24 AOÛT - ROMAN France

Certains écrivent pour tuer le père. Michel Schneider, ou plutôt son double littéraire et narrateur de Comme une ombre, c'est pour faire revivre son frère, Bernard, de huit ans son aîné, "un être violent, au visage très doux, avec de grands yeux bruns et des cheveux noirs plaqués aux tempes en longues mèches "en ailes de corbeaux". [...] Un air hidalgo très à la mode dans les années 1950". Que reste-t-il de la vie d'un être mortel, sinon ce dont veulent bien se souvenir ceux qui l'ont connu et aimé ? "Une inscription tombale suffirait : Bernard Forger, 1936-1976." Mais ça ne suffit pas. Les fantômes n'ont pas l'oubli facile. Si vos activités de vivants occultent leur présence, eux se souviennent de vous et réclament leur dû d'amour et de mémoire.
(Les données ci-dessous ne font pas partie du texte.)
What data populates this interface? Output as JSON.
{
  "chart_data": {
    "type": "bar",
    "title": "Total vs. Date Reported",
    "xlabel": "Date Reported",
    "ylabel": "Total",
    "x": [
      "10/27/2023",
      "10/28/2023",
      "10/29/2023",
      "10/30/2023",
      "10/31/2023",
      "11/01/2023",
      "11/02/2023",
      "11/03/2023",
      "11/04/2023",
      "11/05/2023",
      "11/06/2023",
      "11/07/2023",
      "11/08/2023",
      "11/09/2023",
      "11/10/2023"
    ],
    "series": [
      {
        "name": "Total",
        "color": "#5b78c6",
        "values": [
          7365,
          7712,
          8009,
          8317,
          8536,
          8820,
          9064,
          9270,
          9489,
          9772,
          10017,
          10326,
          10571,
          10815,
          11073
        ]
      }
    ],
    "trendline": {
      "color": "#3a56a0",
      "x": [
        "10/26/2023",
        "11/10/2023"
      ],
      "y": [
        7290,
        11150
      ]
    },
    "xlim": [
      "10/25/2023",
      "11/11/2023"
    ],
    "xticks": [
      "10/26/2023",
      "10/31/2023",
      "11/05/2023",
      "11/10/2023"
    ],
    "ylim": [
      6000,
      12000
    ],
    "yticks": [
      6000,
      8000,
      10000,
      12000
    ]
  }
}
L'écrivain Michel Forger anime une émission musicale à la radio, il passe l'Ouverture de Manfred de Schumann, et c'était comme s'il eût fait tourner les tables, Bernard surgit d'entre les ombres. Il évoque malgré lui, tel un lapsus, ce "frère qu'on aime et qu'on hait", "frère perdu et maudit","frère qui détient à jamais une part de votre vérité". C'est avec Bernard que Michel découvre la musique, pas celle des parents mélomanes, mais le jazz. Le grand frère fait écouter au cadet, au "Fil de fer", au "p'tit con", et une kyrielle d'autres surnoms aussi peu amènes dont il l'affuble, Petite Fleur de Sydney Bechet ; quand Bernard est appelé en Algérie, il lègue à Michel sa collection de disques ; plus tard il lui offre le premier enregistrement en microsillon de l'Adagio d'Albinoni...

Ce n'est pas seulement la musique, mais aussi les films, la piscine, les filles, l'amour, c'est-à-dire le manque, ce pressentiment de la mort, que Bernard fait partager à Michel. La lettre d'une auditrice parvient à l'animateur écrivain : elle parle de la peau de Bernard, son eau de toilette Old Spice et son odeur de tabac... L. fut "la femme que Bernard n'avait jamais cessé d'aimer" et également la maîtresse de Michel, qui ne l'a pas aimée - c'est que L. et Michel aimaient certainement le même homme. Pour démêler l'écheveau de ces amours paradoxales, le narrateur va enquêter, rendre visite à L., aujourd'hui vieille dame retirée, mais aussi revisiter son enfance dans la maison de Melun. Le roman nous entraîne chez les Forger - grande bourgeoisie déclassée, des brasseurs de l'Est ruinés - qui n'ont plus que les livres et la culture en héritage. Sept enfants, dont deux seulement sont de mêmes parents. Le père, Laurent, homosexuel honteux et triste, qui reconnaîtra tous les rejetons de sa femme. La mère, douairière abusivement aimante, d'origine roumaine, jadis grande violoniste mais depuis longtemps alcoolique. Bernard est parti se battre dans les Aurès avec son régiment de paras (sur les assassinats, les viols, la torture, il ne dira rien). Il en ressort vivant, mais, de retour dans le civil, il est mort. La violence de la guerre n'aura pas eu raison de sa violence et de sa propre guerre, intérieures. Il se survit à lui-même pendant vingt ans avant de se tirer une balle dans la poitrine.